Excluding merger costs, profit was $1.71 billion, or 90 cents per share, as revenue rose 4 percent to $7.35 billion.
On that basis, analysts on average expected profit of $1.04 per share on revenue of $7.77 billion, according to Reuters Estimates.
Wachovia slashed its forecast for 2007 fee income, and nearly quadrupled the amount it set aside for bad loans.
"In such a large meltdown in global capital markets, it's tough to avoid problems," said Gerard Cassidy, an analyst at RBC Capital Markets in Portland, Maine, who rates Wachovia "sector perform."
"Wachovia dramatically increased loan-loss provisions," Cassidy added. "It took larger write-downs in commercial mortgages and structured products than rivals because it has a bigger presence. We anticipate greater credit losses in the next year, which will restrain earnings growth."

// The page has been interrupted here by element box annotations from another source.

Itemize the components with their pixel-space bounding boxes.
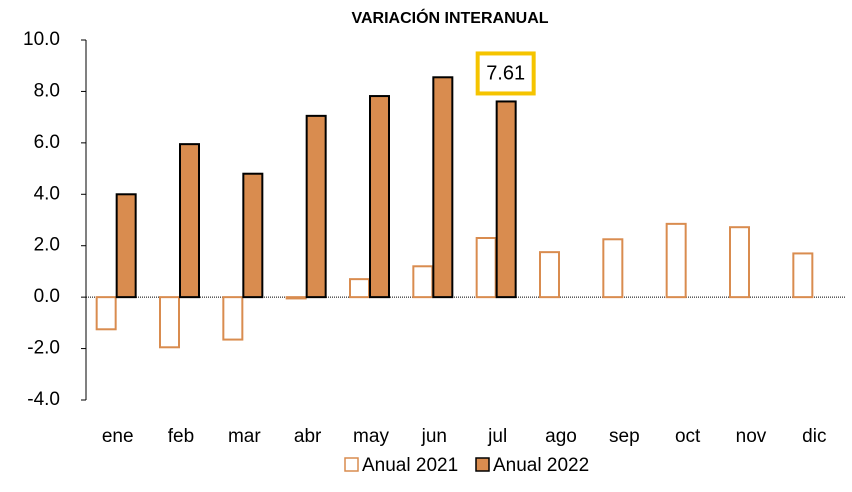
x-tick-label: ago [545,426,577,447]
bar [285,296,307,300]
y-tick-label: 10.0 [23,29,60,50]
bar [95,296,117,331]
bar [305,114,327,299]
bar [729,226,750,299]
legend-swatch [344,457,359,472]
legend-label: Anual 2022 [493,455,589,476]
y-tick-label: 4.0 [34,183,60,204]
x-tick-label: may [353,426,389,447]
x-tick-label: dic [802,426,826,447]
bar [349,278,370,299]
legend-swatch [475,457,490,472]
bar [179,143,200,299]
bar [432,76,454,299]
y-tick-label: 8.0 [34,80,60,101]
y-tick-label: -2.0 [27,338,60,359]
bar [159,296,180,349]
y-tick-label: 6.0 [34,132,60,153]
bar [792,252,814,299]
x-tick-label: jun [421,426,447,447]
bar [602,238,624,299]
y-tick-label: -4.0 [27,389,60,410]
legend-label: Anual 2021 [362,455,458,476]
bar [242,172,264,299]
bar [115,193,137,299]
bar [412,265,434,299]
y-tick-label: 2.0 [34,235,60,256]
bar [475,237,497,299]
bar [665,222,687,299]
y-tick-label: 0.0 [34,286,60,307]
chart-title: VARIACIÓN INTERANUAL [351,8,548,27]
x-tick-label: sep [609,426,640,447]
bar [369,95,390,299]
label-box [475,51,536,96]
bar [495,100,517,299]
x-tick-label: feb [168,426,194,447]
bar [539,251,560,299]
x-tick-label: jul [487,426,507,447]
x-tick-label: nov [736,426,767,447]
x-tick-label: abr [294,426,322,447]
data-label: 7.61 [486,63,525,85]
bar [222,296,244,341]
x-tick-label: oct [675,426,701,447]
x-tick-label: ene [102,426,134,447]
x-tick-label: mar [228,426,261,447]
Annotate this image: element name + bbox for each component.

The results conclude a dismal week for large U.S. banks, which have been battered by increases in bad loans, and capital market disruptions that resulted in trading losses and left several stuck holding debt whose value was falling.
Profit fell 57 percent at Citigroup and 32 percent at Bank of America, while it rose just 2 percent at JPMorgan Chase and 4 percent at Wells Fargo. The results and outlook for all but JPMorgan disappointed investors.
Big Write-Down
Wachovia said the $1.3 billion write-down including $1.03 billion for structured products, more than half of which related to mortgages, and $272 million for leveraged loans.
This helped push investment banking profit 80 percent lower to $105 million, as revenue sank 51 percent to $819 million.
The capital management unit, meanwhile, wrote down $40 million for asset-backed commercial paper investments.
Disruption in fixed-income markets "clearly had a disappointing impact on the results of market-oriented businesses," Chief Executive Ken Thompson said in a statement.
Wachovia said it set aside $408 million for credit losses, up from $108 million a year earlier. Net charge-offs rose 78 percent to $206 million from $116 million, reflecting increases from auto, consumer real estate and commercial lending.